CDMX

CDMX

Sunday, January 19, 2025

From My Bookshelf

I just finished reading another excellent book... "And the Mountains Echoed" by Khaled Hosseini.



The author was born in Afghanistan and moved to the United States with his family when he was a teenager.  He studied medicine and had been practicing as a physician for ten years when he wrote his first novel, "The Kite Runner".  (A book which I have also read.)  It was a best seller, and Hosseini since then has devoted himself to writing as well as working with the United Nation commission for refugees.

"And the Mountains Echoed" is his third novel.  The story begins in 1952.  Abdullah and his beloved baby sister Pari live in an impoverished Afghan village.  Severe economic conditions force their father to sell his daughter to a wealthy family in Kabul who are childless and wish to adopt a child.

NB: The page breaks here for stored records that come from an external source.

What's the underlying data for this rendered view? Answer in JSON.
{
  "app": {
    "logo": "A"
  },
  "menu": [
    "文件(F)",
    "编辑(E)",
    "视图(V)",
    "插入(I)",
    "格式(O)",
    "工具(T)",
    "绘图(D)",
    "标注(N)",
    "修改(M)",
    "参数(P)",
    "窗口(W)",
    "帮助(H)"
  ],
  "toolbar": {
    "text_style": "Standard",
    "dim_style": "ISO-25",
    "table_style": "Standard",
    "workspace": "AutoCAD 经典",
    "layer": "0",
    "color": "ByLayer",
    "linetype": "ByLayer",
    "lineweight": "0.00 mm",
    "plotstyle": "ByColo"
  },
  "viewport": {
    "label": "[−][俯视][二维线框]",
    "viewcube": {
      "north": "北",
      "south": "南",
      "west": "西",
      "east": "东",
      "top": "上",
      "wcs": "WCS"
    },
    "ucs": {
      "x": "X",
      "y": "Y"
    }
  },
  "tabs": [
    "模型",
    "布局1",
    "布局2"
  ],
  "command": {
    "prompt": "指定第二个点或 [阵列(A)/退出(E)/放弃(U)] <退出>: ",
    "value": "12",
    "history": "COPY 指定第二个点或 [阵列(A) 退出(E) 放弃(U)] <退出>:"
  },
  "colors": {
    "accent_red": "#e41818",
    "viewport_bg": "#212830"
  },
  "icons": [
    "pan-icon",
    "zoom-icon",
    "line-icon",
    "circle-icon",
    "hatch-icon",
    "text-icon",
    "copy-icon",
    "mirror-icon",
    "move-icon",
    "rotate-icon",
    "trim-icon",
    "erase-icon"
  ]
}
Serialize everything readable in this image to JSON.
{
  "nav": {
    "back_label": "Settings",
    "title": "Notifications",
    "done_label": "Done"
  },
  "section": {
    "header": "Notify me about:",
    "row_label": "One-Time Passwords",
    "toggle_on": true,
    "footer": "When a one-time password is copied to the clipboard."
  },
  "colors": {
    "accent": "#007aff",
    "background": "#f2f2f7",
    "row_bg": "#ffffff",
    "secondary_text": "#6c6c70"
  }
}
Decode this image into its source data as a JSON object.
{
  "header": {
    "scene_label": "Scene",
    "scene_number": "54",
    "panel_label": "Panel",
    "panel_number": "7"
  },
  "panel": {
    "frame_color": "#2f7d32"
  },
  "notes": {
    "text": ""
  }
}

The novel continues through the decades of Afghanistan's tumultuous history up to 2010.  Each of the nine chapters is written through the perspective of a different character.  This may be the novel's greatest flaw.  A couple of the characters have only the most tenuous connection with the story of Abdullah and Pari.  For example, one chapter deals with the life of a Greek surgeon who ends up going to Kabul after the fall of the Taliban to do relief work.  While the chapter is interesting and could stand alone as a novella, the reader is a bit impatient to get back to the fate of the central characters.  Will Abdullah and Pari ever meet again?

Nevertheless, "And the Mountains Echoed" is a compelling novel that I highly recommend.